Fig. 5: Catalytic domain and ADP-ribosylation activity.
figure 5

a Structure of PE domain III (grey) in its complex (PDB 2ZIT) with eEF2 (red) and NAD+ (yellow). Residues involved in the catalytic activity and the diphthamide target (red*) are shown as sticks, and loops important for activity and substrate recognition are indicated. The arginine-rich eEF2 interaction site in PE is circled, with NAD+ included to highlight the position of the catalytic site. b Collimonas (Cfx; blue), c Chromobacterium (Hmx; green), d Janthinobacterium (Jlx; red), and e Shewanella (Spx; yellow) exotoxins were superposed with PE domain III. Domains I and II were omitted for clarity. Lower panels show the electrostatic surface potential of domain III from each toxin, calculated using the APBS tool in PyMOL (scale from −5, red to +5, blue).

Evolutionary analysis

The newly identified PLTs expand this toxin family to nine members across diverse bacterial species, prompting questions about their origin. To elucidate their evolutionary history, we compared phylogenetic trees from amino acid and DNA sequences of these proteins (Fig. 6a, b). PE and Abx toxins showed close recent relationships in both amino acid and DNA sequences, while Jlx and Hmx also displayed an associated relationship, albeit to a lesser extent. Other PLTs did not show similar organizational patterns, suggesting vertical gene transfer (VGT) to be unlikely. Phylogenetic analyses employ multiple assumptions that could cause artificial differences42, therefore, we also performed phylogenetic tree analysis by comparing amino acid and DNA sequences for 145 core genes from each of the bacterial species expressing a PLT, which were aligned individually and recombined into one sequence43,44,45,46. These trees showed distinct organization between amino acid (Fig. 6c) and DNA (Fig. 6d) sequences and did not suggest any evolutionary relationships between the bacterial species expressing PLTs.
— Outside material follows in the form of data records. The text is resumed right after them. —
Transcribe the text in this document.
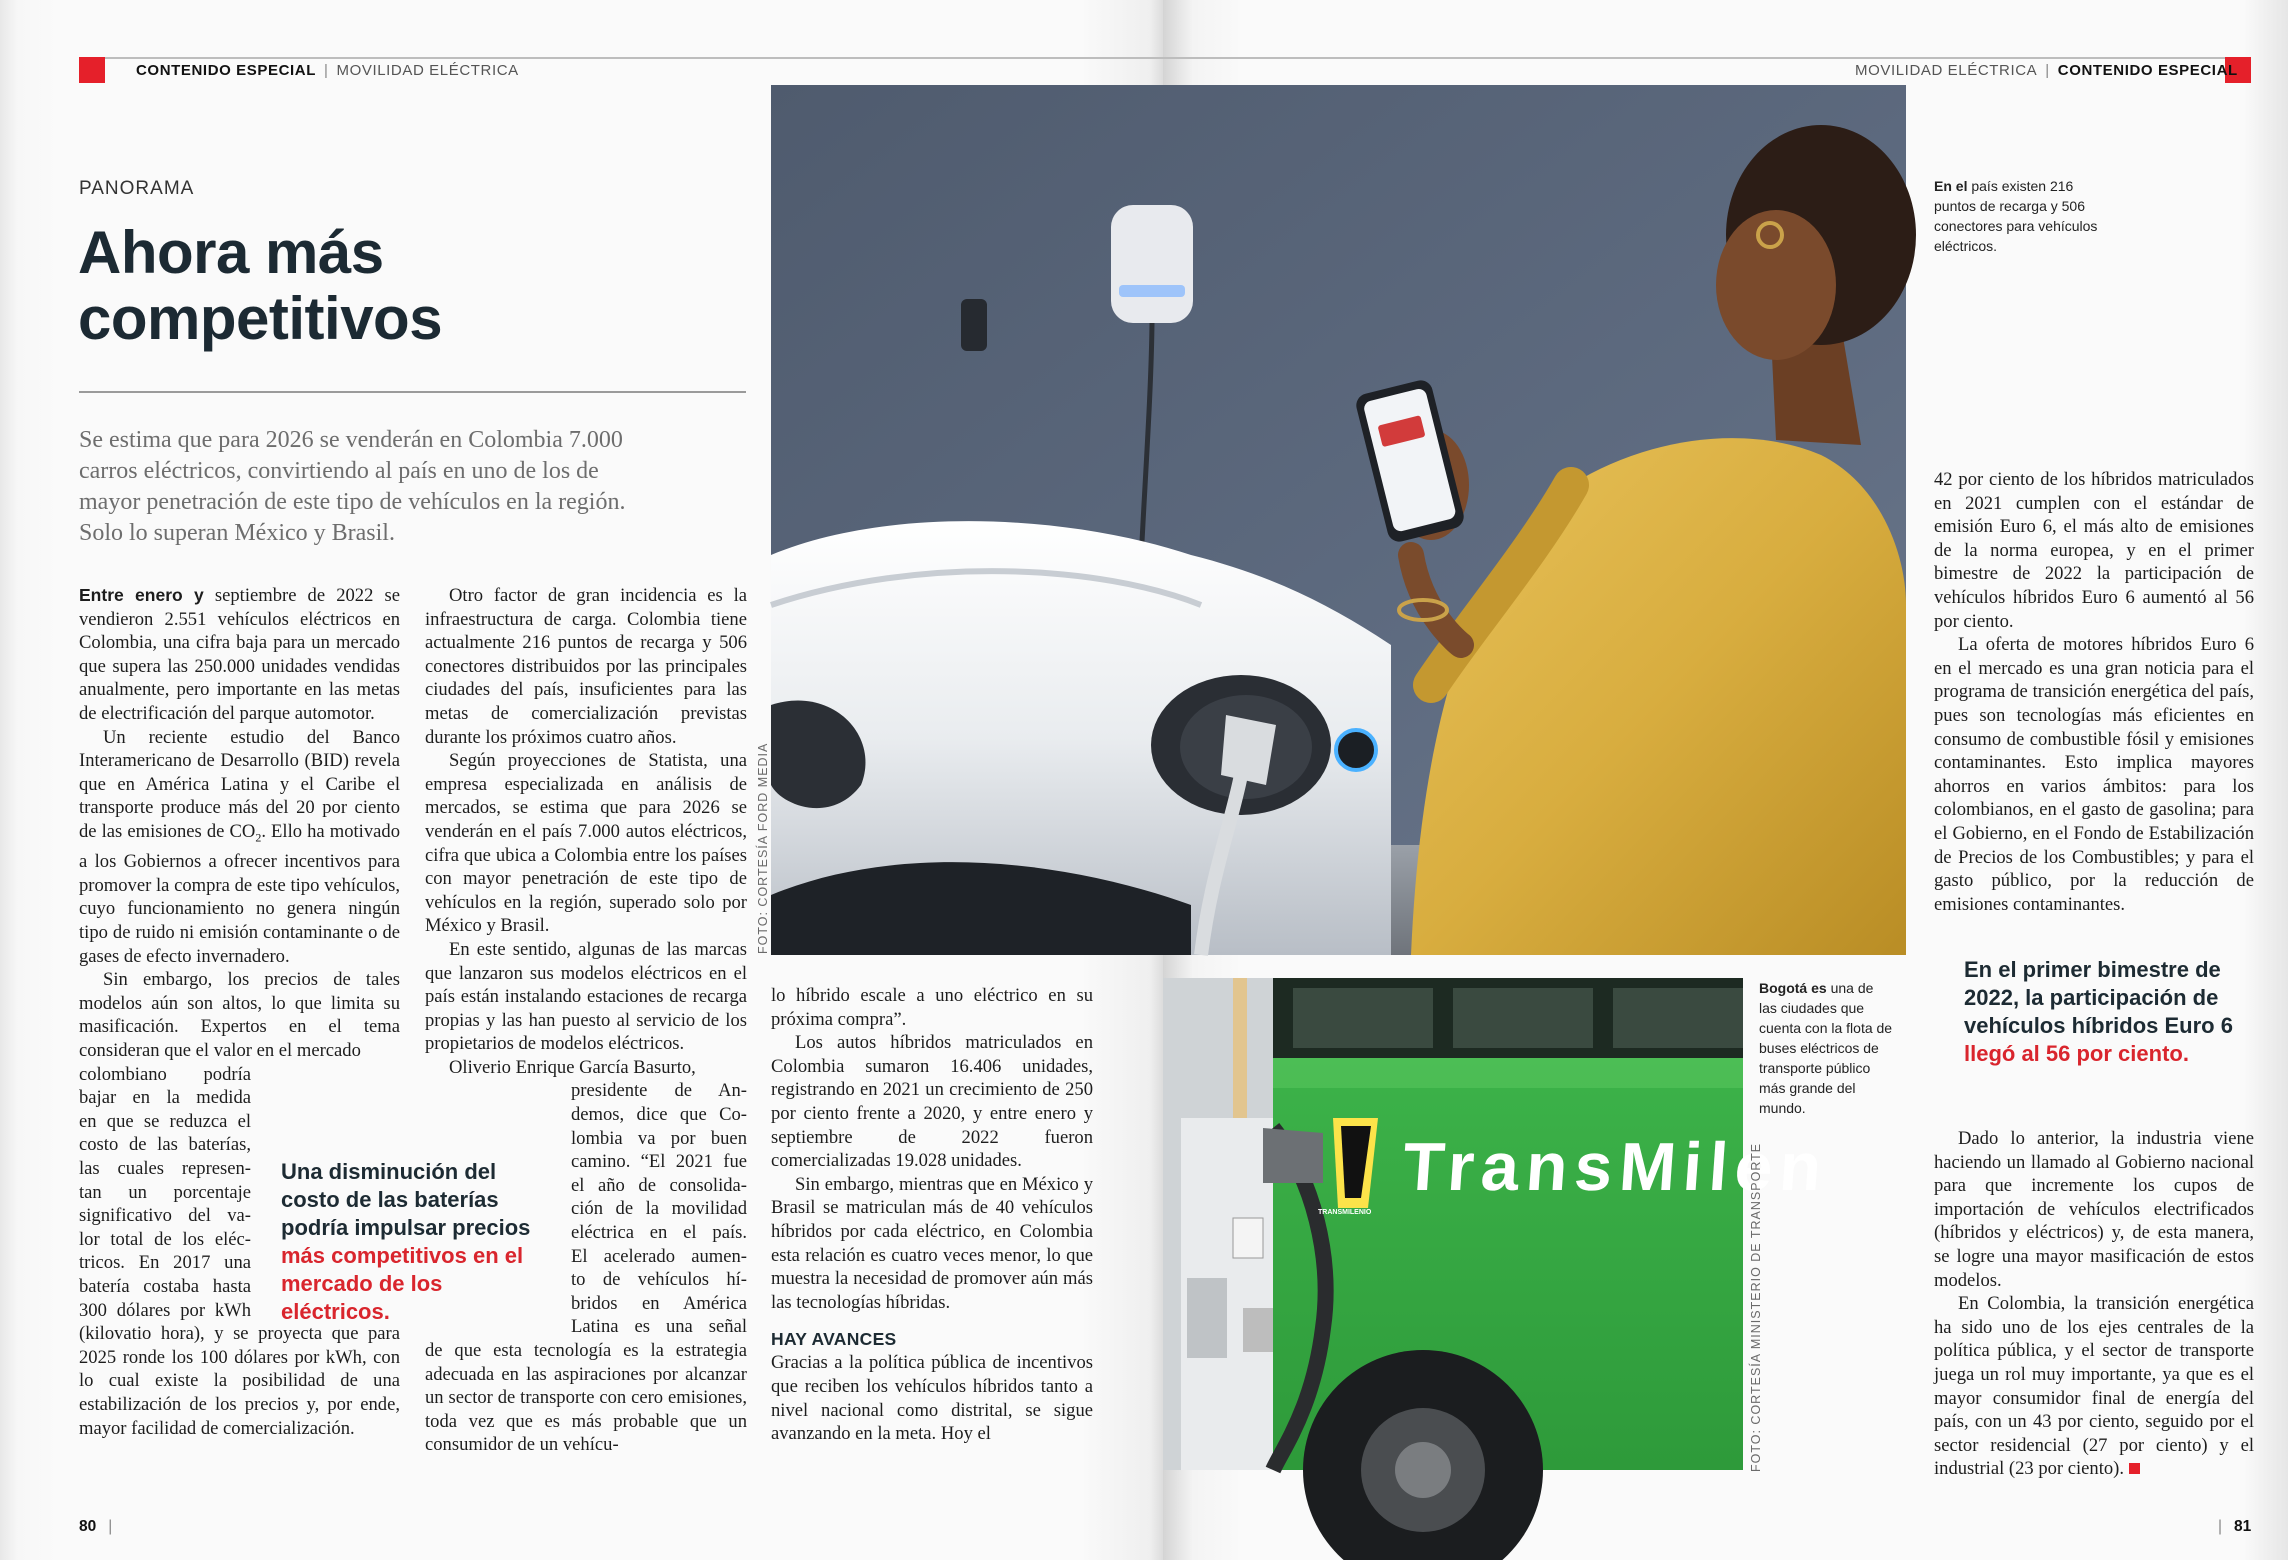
CONTENIDO ESPECIAL | MOVILIDAD ELÉCTRICA	MOVILIDAD ELÉCTRICA | CONTENIDO ESPECIAL
PANORAMA
Ahora más
competitivos
Se estima que para 2026 se venderán en Colombia 7.000 carros eléctricos, convirtiendo al país en uno de los de mayor penetración de este tipo de vehículos en la región. Solo lo superan México y Brasil.

Entre enero y septiembre de 2022 se vendieron 2.551 vehículos eléctricos en Colombia, una cifra baja para un mercado que supera las 250.000 unidades vendidas anualmente, pero importante en las metas de electrificación del parque automotor.

Un reciente estudio del Banco Interamericano de Desarrollo (BID) revela que en América Latina y el Caribe el transporte produce más del 20 por ciento de las emisiones de $CO_2$. Ello ha motivado a los Gobiernos a ofrecer incentivos para promover la compra de este tipo vehículos, cuyo funcionamiento no genera ningún tipo de ruido ni emisión contaminante o de gases de efecto invernadero.

Sin embargo, los precios de tales modelos aún son altos, lo que limita su masificación. Expertos en el tema consideran que el valor en el mercado

colombiano podría
bajar en la medida
en que se reduzca el
costo de las baterías,
las cuales represen-
tan un porcentaje
significativo del va-
lor total de los eléc-
tricos. En 2017 una
batería costaba hasta
300 dólares por kWh
(kilovatio hora), y se proyecta que para 2025 ronde los 100 dólares por kWh, con lo cual existe la posibilidad de una estabilización de los precios y, por ende, mayor facilidad de comercialización.
Una disminución del costo de las baterías podría impulsar precios más competitivos en el mercado de los eléctricos.

Otro factor de gran incidencia es la infraestructura de carga. Colombia tiene actualmente 216 puntos de recarga y 506 conectores distribuidos por las principales ciudades del país, insuficientes para las metas de comercialización previstas durante los próximos cuatro años.

Según proyecciones de Statista, una empresa especializada en análisis de mercados, se estima que para 2026 se venderán en el país 7.000 autos eléctricos, cifra que ubica a Colombia entre los países con mayor penetración de este tipo de vehículos en la región, superado solo por México y Brasil.

En este sentido, algunas de las marcas que lanzaron sus modelos eléctricos en el país están instalando estaciones de recarga propias y las han puesto al servicio de los propietarios de modelos eléctricos.

Oliverio Enrique García Basurto,

presidente de An-
demos, dice que Co-
lombia va por buen
camino. “El 2021 fue
el año de consolida-
ción de la movilidad
eléctrica en el país.
El acelerado aumen-
to de vehículos hí-
bridos en América
Latina es una señal
de que esta tecnología es la estrategia adecuada en las aspiraciones por alcanzar un sector de transporte con cero emisiones, toda vez que es más probable que un consumidor de un vehícu-
FOTO: CORTESÍA FORD MEDIA
En el país existen 216 puntos de recarga y 506 conectores para vehículos eléctricos.
lo híbrido escale a uno eléctrico en su próxima compra”.

Los autos híbridos matriculados en Colombia sumaron 16.406 unidades, registrando en 2021 un crecimiento de 250 por ciento frente a 2020, y entre enero y septiembre de 2022 fueron comercializadas 19.028 unidades.

Sin embargo, mientras que en México y Brasil se matriculan más de 40 vehículos híbridos por cada eléctrico, en Colombia esta relación es cuatro veces menor, lo que muestra la necesidad de promover aún más las tecnologías híbridas.

HAY AVANCES
Gracias a la política pública de incentivos que reciben los vehículos híbridos tanto a nivel nacional como distrital, se sigue avanzando en la meta. Hoy el
TRANSMILENIO
TransMilen
FOTO: CORTESÍA MINISTERIO DE TRANSPORTE
Bogotá es una de las ciudades que cuenta con la flota de buses eléctricos de transporte público más grande del mundo.
42 por ciento de los híbridos matriculados en 2021 cumplen con el estándar de emisión Euro 6, el más alto de emisiones de la norma europea, y en el primer bimestre de 2022 la participación de vehículos híbridos Euro 6 aumentó al 56 por ciento.

La oferta de motores híbridos Euro 6 en el mercado es una gran noticia para el programa de transición energética del país, pues son tecnologías más eficientes en consumo de combustible fósil y emisiones contaminantes. Esto implica mayores ahorros en varios ámbitos: para los colombianos, en el gasto de gasolina; para el Gobierno, en el Fondo de Estabilización de Precios de los Combustibles; y para el gasto público, por la reducción de emisiones contaminantes.

En el primer bimestre de 2022, la participación de vehículos híbridos Euro 6 llegó al 56 por ciento.

Dado lo anterior, la industria viene haciendo un llamado al Gobierno nacional para que incremente los cupos de importación de vehículos electrificados (híbridos y eléctricos) y, de esta manera, se logre una mayor masificación de estos modelos.

En Colombia, la transición energética ha sido uno de los ejes centrales de la política pública, y el sector de transporte juega un rol muy importante, ya que es el mayor consumidor final de energía del país, con un 43 por ciento, seguido por el sector residencial (27 por ciento) y el industrial (23 por ciento).

80 |	| 81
Fig. 6: Phylogenetic tree comparison of PLTs. Core protein components analysis.
figure 6

a Amino acid sequence relationships for the nine PTLs were inferred using the Maximum Likelihood method and JTT matrix-based model with the highest log likelihood with 713 positions in the final dataset showing the highest log likelihood (−9362.91). b DNA sequence relationships for the nine PTLs were inferred using the Maximum Likelihood method and JTT matrix-based model with the highest log likelihood with 2241 positions in the final dataset showing the highest log likelihood (−15,954.258). In both cases, branch lengths represent the number of substitutions per site (potential evolutionary distance) with bootstrap consensus values determined from 1000 replicates shown at each branch. Splits identified in both (a) and (b) are highlighted (bold line). Comparison of core genome analysis of the nine bacterial genomes for c amino acid and d DNA sequences. Relationships of the nine PLT amino acid sequences were inferred using the Maximum Likelihood method for 145 core genes collected by BLAST examined for 38857 positions in the final dataset highest log likelihood (−493,105.13) via the JTT matrix-based model. Core genome analysis of the nine bacterial genomes used 145 core genes collected by BLAST examined for 116171 positions in the final dataset highest log likelihood (−917,866.687), being conducted in MEGA11. In both cases, branch lengths represent the number of substitutions per site (potential evolutionary distance), with bootstrap consensus values determined from 1000 replicates shown at each branch.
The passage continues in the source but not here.